Fevereiro de 2020 já é o mais violento dos últimos oito anos no Ceará

Números de homicídios registrados pela Secretaria da Segurança superam o - até então - fevereiro mais sangrento, em 2014. Mancha de assassinatos aponta periferia de Fortaleza como principal local das mortes durante motim de PMs

Legenda: Aumento da estatística de violência no Estado ocorre num contexto do qual parte da Polícia Militar está de braços cruzados
Foto: Foto: José Leomar

Embora fevereiro seja o menor mês do ano (com 28 ou 29 dias), os números de Crimes Violentos Letais Intencionais (CVLIs) no Ceará - que englobam homicídios dolosos, feminicídios, latrocínios e lesões corporais seguidas de morte - para o período de 2020 é o maior do mês para os últimos oito anos, mesmo sem ele ter finalizado ainda.

Até o dia 27 deste mês, foram registrados 405 assassinatos no Ceará; em fevereiro de 2019, a Secretaria da Segurança Pública e Defesa Social (SSPDS) contabilizou, em todo o mês, 164.

O aumento, de um ano para o outro, foi de 174% - ainda sem contar sexta-feira (28) e sábado (29) do atual mês. O aumento no número de casos ocorre em um contexto do qual parte da Polícia Militar está de braços cruzados, amotinada e aquartelada em batalhões do Estado do Ceará.

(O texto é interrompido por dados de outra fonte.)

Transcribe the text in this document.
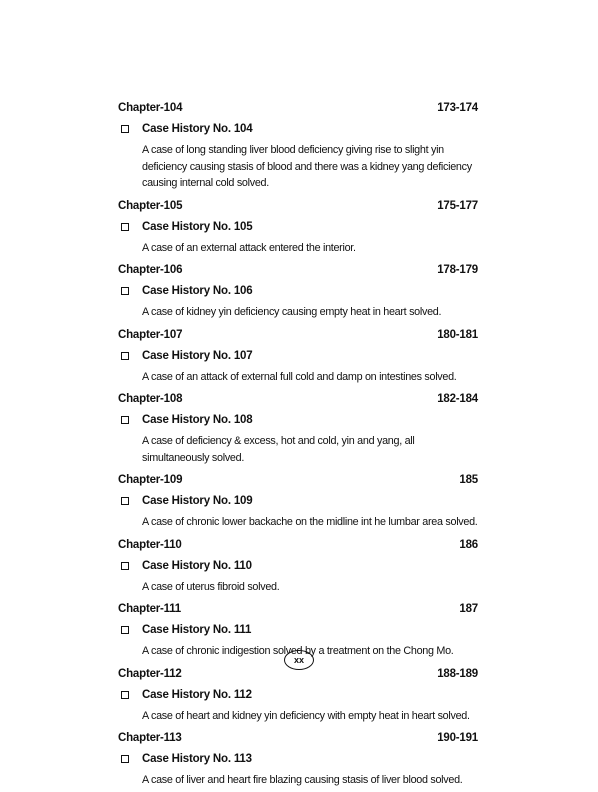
Chapter-104	173-174
Case History No. 104
A case of long standing liver blood deficiency giving rise to slight yin deficiency causing stasis of blood and there was a kidney yang deficiency causing internal cold solved.
Chapter-105	175-177
Case History No. 105
A case of an external attack entered the interior.
Chapter-106	178-179
Case History No. 106
A case of kidney yin deficiency causing empty heat in heart solved.
Chapter-107	180-181
Case History No. 107
A case of an attack of external full cold and damp on intestines solved.
Chapter-108	182-184
Case History No. 108
A case of deficiency & excess, hot and cold, yin and yang, all simultaneously solved.
Chapter-109	185
Case History No. 109
A case of chronic lower backache on the midline int he lumbar area solved.
Chapter-110	186
Case History No. 110
A case of uterus fibroid solved.
Chapter-111	187
Case History No. 111
A case of chronic indigestion solved by a treatment on the Chong Mo.
Chapter-112	188-189
Case History No. 112
A case of heart and kidney yin deficiency with empty heat in heart solved.
Chapter-113	190-191
Case History No. 113
A case of liver and heart fire blazing causing stasis of liver blood solved.
xx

O último fevereiro mais violento havia ocorrido em 2014, com 386 casos. Naquela época, o Diário do Nordeste noticiava que oito homicídios haviam sido registrados na Grande Fortaleza em apenas 24 horas. Desde então, a soma mudou - e muito.

No dia mais sangrento deste ano, em 21 de fevereiro, no qual foram contabilizados 38 assassinatos, 27 ocorreram na região, em igual espaço temporal.

O motim

A paralisação dos profissionais de Segurança entra, neste sábado (29) no 12º dia - e ainda sem previsão para que policiais e governo estadual consigam chegar a um consenso.

O motim começou às 18h do dia 18 de fevereiro, mas os dados de mortes violentas - com influência dessa atitude - só são considerados a partir do dia 19. Entre este dia e a última quinta-feira, 27 de fevereiro, foram registrados 239 homicídios no Ceará. Em média, são mais de 26 casos por dia; ou um assassinato a cada 54 minutos e 20 segundos.

De acordo com o sociólogo Luiz Fábio Paiva, do Laboratório de Estudos da Violência (LEV), da Universidade Federal do Ceará (UFC), os números corroboram com a falta da Polícia nas ruas do Ceará.

"A gente tem um claro vazio de policiamento e, obviamente, tem um cenário de oportunidades para todas e as mais diversas práticas de crimes, como ações de milícias, facções e muitos acertos de conta", explica o professor.

Exército

Segundo Luiz Fábio, embora o Exército esteja atuando nas ruas, a força armada não têm prática de policiamento ostensivo.

"É uma ação totalmente inadequada e ineficiente, ela não vem pra coagir o crime, vem para criar uma sensação de que algo está sendo feito, evitar situações de maior gravidade, mas as pessoas que fazem o crime conseguem continuar atuando mesmo com esse tipo de presença ostensiva", analisa.

Em nota, a 10ª Região Militar afirmou que "a Operação (Mandacaru - gerenciada pelas Forças Armadas) tem contribuído, desde o seu início, para a diminuição dos índices de violência que estavam em escala ascendente, proporcionando, inclusive, a realização de grandes eventos, como a Copa Sul-Americana".

Segundo o Exército, "todos os índices são avaliados diariamente pela Operação para a tomada de providências necessárias e estratégicas".

A periferia

Nos boletins diários da Secretaria da Segurança relativos à primeira semana de motim (19 a 25 de fevereiro), os dados mostram que a maioria ocorreu em Fortaleza. Na Capital, as três Áreas Integradas de Segurança (AIS) que mais apresentaram registro de homicídios são da periferia.

As áreas mais violentas compreendem bairros como Barroso, Conjunto Palmeiras e Jangurussu (AIS 3); Antônio Bezerra, Henrique Jorge e Quintino Cunha (AIS 6); e Canindezinho, José Walter e Mondubim (AIS 9).

Para o sociólogo Luiz Fábio Paiva, a maior parte desses crimes já acontece na periferia.

"Por exemplo, conflitos entre grupos armados acontecem de maneira mais ostensiva nas periferias, elas acabam sendo os locais também onde têm um incremento quando esse policiamento para de fazer ações. Esse policiamento havia sido intensificado nos últimos meses por conta de uma tentativa do governo de reduzir homicídios", lembra.